Squeezed budgets from lower oil prices and rising energy demand will significantly heighten the demand and use of renewables and energy efficiency technologies in the Middle East.
That’s the key finding of a new white paper from Lloyd's Register, based on an industry executive briefing at the Abu Dhabi International Petroleum Exhibition and Conference, where participants debated the challenge that regional economies face in establishing a cost-efficient low carbon future while not jeopardizing their energy economics and security.
Most participants were of the view that the growth of the low carbon market is not a threat to the prominence of hydrocarbons, which will be a primary source of energy for at least five decades. Instead they felt that “renewables open a gateway for hydrocarbon producers, and wider industry, to expand the scope of their R&D to cut costs and enhance operational efficiency”.

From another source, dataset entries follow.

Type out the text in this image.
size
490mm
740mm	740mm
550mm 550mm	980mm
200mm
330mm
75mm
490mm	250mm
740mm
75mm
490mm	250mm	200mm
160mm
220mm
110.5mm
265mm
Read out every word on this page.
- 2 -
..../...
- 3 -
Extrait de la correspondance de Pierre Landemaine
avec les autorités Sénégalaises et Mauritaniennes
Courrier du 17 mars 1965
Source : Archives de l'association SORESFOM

Alasdair Buchanan, Lloyd’s Register’s Energy Director, said: “This is a timely issue, considering the International Energy Agency recorded a 25 per cent reduction in field investments in 2015 to $583bn and said in September this year that oil prices could stay within today’s $50 a barrel range until mid-2017.”
He added that the unnerving outlook for oil-centred economies in the Gulf, such as Saudi Arabia, Qatar, Kuwait and the UAE, can be increasingly offset by low carbon solutions.

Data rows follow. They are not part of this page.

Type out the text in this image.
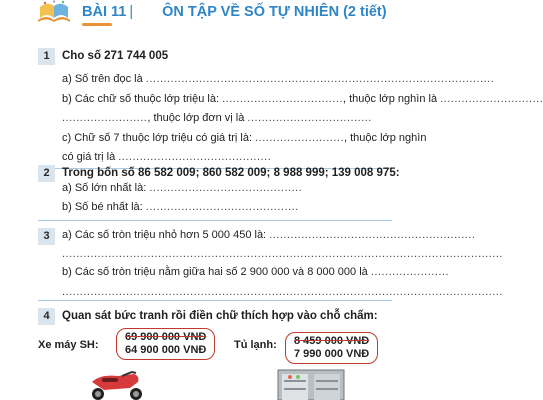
BÀI 11 | ÔN TẬP VỀ SỐ TỰ NHIÊN (2 tiết)
1	Cho số 271 744 005
a) Số trên đọc là ..................................................................................................
b) Các chữ số thuộc lớp triệu là: .................................., thuộc lớp nghìn là .............................
........................, thuộc lớp đơn vị là ...................................
c) Chữ số 7 thuộc lớp triệu có giá trị là: ........................., thuộc lớp nghìn
có giá trị là ...........................................
2	Trong bốn số 86 582 009; 860 582 009; 8 988 999; 139 008 975:
a) Số lớn nhất là: ...........................................
b) Số bé nhất là: ...........................................
3	a) Các số tròn triệu nhỏ hơn 5 000 450 là: ..........................................................
............................................................................................................................
b) Các số tròn triệu nằm giữa hai số 2 900 000 và 8 000 000 là ......................
............................................................................................................................
4	Quan sát bức tranh rồi điền chữ thích hợp vào chỗ chấm:
Xe máy SH:
69 900 000 VNĐ
64 900 000 VNĐ	Tủ lạnh: 8 459 000 VNĐ
7 990 000 VNĐ
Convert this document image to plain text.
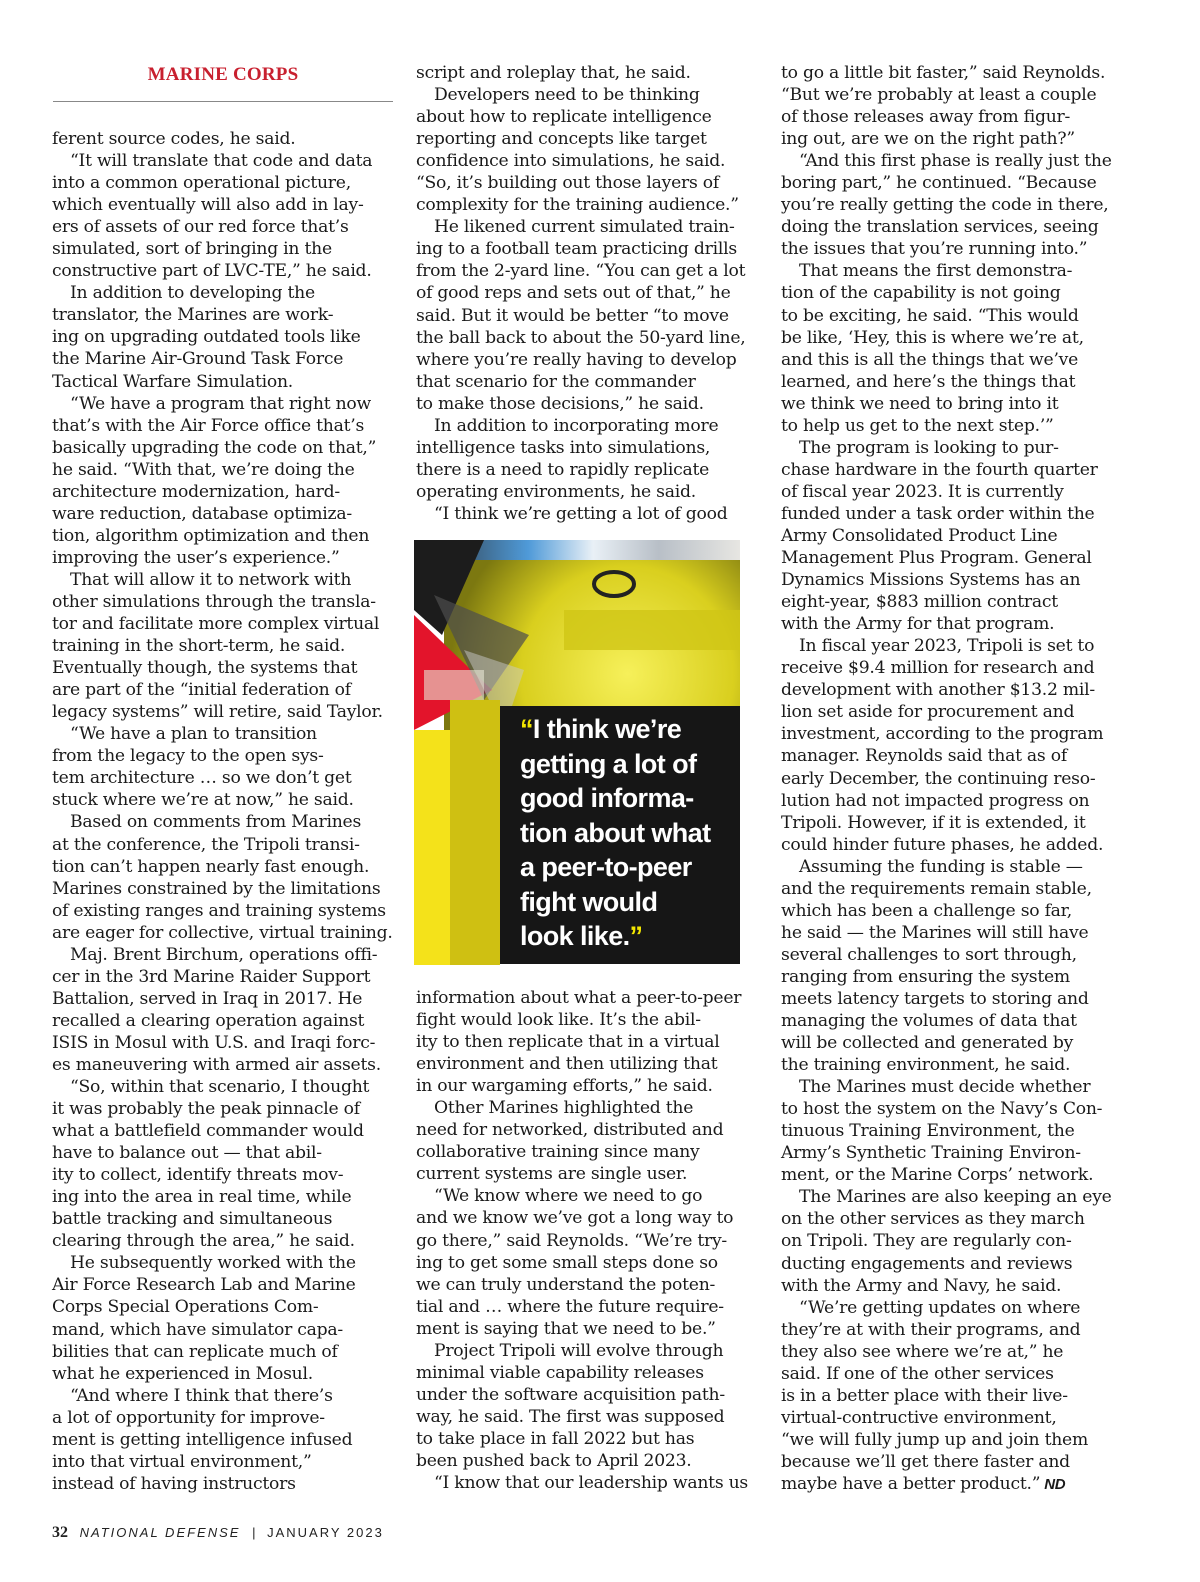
MARINE CORPS
ferent source codes, he said.
“It will translate that code and data
into a common operational picture,
which eventually will also add in lay-
ers of assets of our red force that’s
simulated, sort of bringing in the
constructive part of LVC-TE,” he said.
In addition to developing the
translator, the Marines are work-
ing on upgrading outdated tools like
the Marine Air-Ground Task Force
Tactical Warfare Simulation.
“We have a program that right now
that’s with the Air Force office that’s
basically upgrading the code on that,”
he said. “With that, we’re doing the
architecture modernization, hard-
ware reduction, database optimiza-
tion, algorithm optimization and then
improving the user’s experience.”
That will allow it to network with
other simulations through the transla-
tor and facilitate more complex virtual
training in the short-term, he said.
Eventually though, the systems that
are part of the “initial federation of
legacy systems” will retire, said Taylor.
“We have a plan to transition
from the legacy to the open sys-
tem architecture … so we don’t get
stuck where we’re at now,” he said.
Based on comments from Marines
at the conference, the Tripoli transi-
tion can’t happen nearly fast enough.
Marines constrained by the limitations
of existing ranges and training systems
are eager for collective, virtual training.
Maj. Brent Birchum, operations offi-
cer in the 3rd Marine Raider Support
Battalion, served in Iraq in 2017. He
recalled a clearing operation against
ISIS in Mosul with U.S. and Iraqi forc-
es maneuvering with armed air assets.
“So, within that scenario, I thought
it was probably the peak pinnacle of
what a battlefield commander would
have to balance out — that abil-
ity to collect, identify threats mov-
ing into the area in real time, while
battle tracking and simultaneous
clearing through the area,” he said.
He subsequently worked with the
Air Force Research Lab and Marine
Corps Special Operations Com-
mand, which have simulator capa-
bilities that can replicate much of
what he experienced in Mosul.
“And where I think that there’s
a lot of opportunity for improve-
ment is getting intelligence infused
into that virtual environment,”
instead of having instructors
script and roleplay that, he said.
Developers need to be thinking
about how to replicate intelligence
reporting and concepts like target
confidence into simulations, he said.
“So, it’s building out those layers of
complexity for the training audience.”
He likened current simulated train-
ing to a football team practicing drills
from the 2-yard line. “You can get a lot
of good reps and sets out of that,” he
said. But it would be better “to move
the ball back to about the 50-yard line,
where you’re really having to develop
that scenario for the commander
to make those decisions,” he said.
In addition to incorporating more
intelligence tasks into simulations,
there is a need to rapidly replicate
operating environments, he said.
“I think we’re getting a lot of good
“I think we’re
getting a lot of
good informa-
tion about what
a peer-to-peer
fight would
look like.”
information about what a peer-to-peer
fight would look like. It’s the abil-
ity to then replicate that in a virtual
environment and then utilizing that
in our wargaming efforts,” he said.
Other Marines highlighted the
need for networked, distributed and
collaborative training since many
current systems are single user.
“We know where we need to go
and we know we’ve got a long way to
go there,” said Reynolds. “We’re try-
ing to get some small steps done so
we can truly understand the poten-
tial and … where the future require-
ment is saying that we need to be.”
Project Tripoli will evolve through
minimal viable capability releases
under the software acquisition path-
way, he said. The first was supposed
to take place in fall 2022 but has
been pushed back to April 2023.
“I know that our leadership wants us
to go a little bit faster,” said Reynolds.
“But we’re probably at least a couple
of those releases away from figur-
ing out, are we on the right path?”
“And this first phase is really just the
boring part,” he continued. “Because
you’re really getting the code in there,
doing the translation services, seeing
the issues that you’re running into.”
That means the first demonstra-
tion of the capability is not going
to be exciting, he said. “This would
be like, ‘Hey, this is where we’re at,
and this is all the things that we’ve
learned, and here’s the things that
we think we need to bring into it
to help us get to the next step.’”
The program is looking to pur-
chase hardware in the fourth quarter
of fiscal year 2023. It is currently
funded under a task order within the
Army Consolidated Product Line
Management Plus Program. General
Dynamics Missions Systems has an
eight-year, $883 million contract
with the Army for that program.
In fiscal year 2023, Tripoli is set to
receive $9.4 million for research and
development with another $13.2 mil-
lion set aside for procurement and
investment, according to the program
manager. Reynolds said that as of
early December, the continuing reso-
lution had not impacted progress on
Tripoli. However, if it is extended, it
could hinder future phases, he added.
Assuming the funding is stable —
and the requirements remain stable,
which has been a challenge so far,
he said — the Marines will still have
several challenges to sort through,
ranging from ensuring the system
meets latency targets to storing and
managing the volumes of data that
will be collected and generated by
the training environment, he said.
The Marines must decide whether
to host the system on the Navy’s Con-
tinuous Training Environment, the
Army’s Synthetic Training Environ-
ment, or the Marine Corps’ network.
The Marines are also keeping an eye
on the other services as they march
on Tripoli. They are regularly con-
ducting engagements and reviews
with the Army and Navy, he said.
“We’re getting updates on where
they’re at with their programs, and
they also see where we’re at,” he
said. If one of the other services
is in a better place with their live-
virtual-contructive environment,
“we will fully jump up and join them
because we’ll get there faster and
maybe have a better product.” ND
32 NATIONAL DEFENSE | JANUARY 2023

“The environmental incentives underpinning political appetite for renewable energy policies and technologies are also stronger than ever.”

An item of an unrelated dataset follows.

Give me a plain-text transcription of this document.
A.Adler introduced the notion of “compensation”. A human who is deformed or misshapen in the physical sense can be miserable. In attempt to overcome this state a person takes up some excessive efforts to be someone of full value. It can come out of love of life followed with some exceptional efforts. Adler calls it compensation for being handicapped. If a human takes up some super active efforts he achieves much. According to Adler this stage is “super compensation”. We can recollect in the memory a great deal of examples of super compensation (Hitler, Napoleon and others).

“The Middle East would benefit from an integrated energy policy, which would provide signposts to guide all the stakeholders towards a low carbon future. There is a considerable level of multilateral cooperation and collaboration already happening here – this has created a strong and united movement to see positive change. The adoption of new technologies to help define a low carbon future with widespread and cost effective implementation is the next step in helping the region realise this vision.”
Participants at the executive briefing unanimously agreed that the COP21 Paris Agreement spells a new chapter in the historically fragmented narrative of international climate policy. The success is best illustrated by the US and China’s agreement in September to formally ratify the Agreement – the world’s two largest economies that are responsible for 40 per cent of global carbon emissions are now on board.
However, Governments and financial institutions in the Middle East and beyond must enhance existing frameworks that encourage exploratory projects. The executive briefing heard how successful R&D and the resulting renewable energy technologies rely heavily on a well-measured trial and error approach.
“All energy stakeholders need easy access to funding for R&D, which includes laboratories, testing sites and specialist human resources, as well as the means to share intellectual property (IP) and register patents that reach international standards. Siloed efforts are unlikely to succeed,” highlights Buchanan.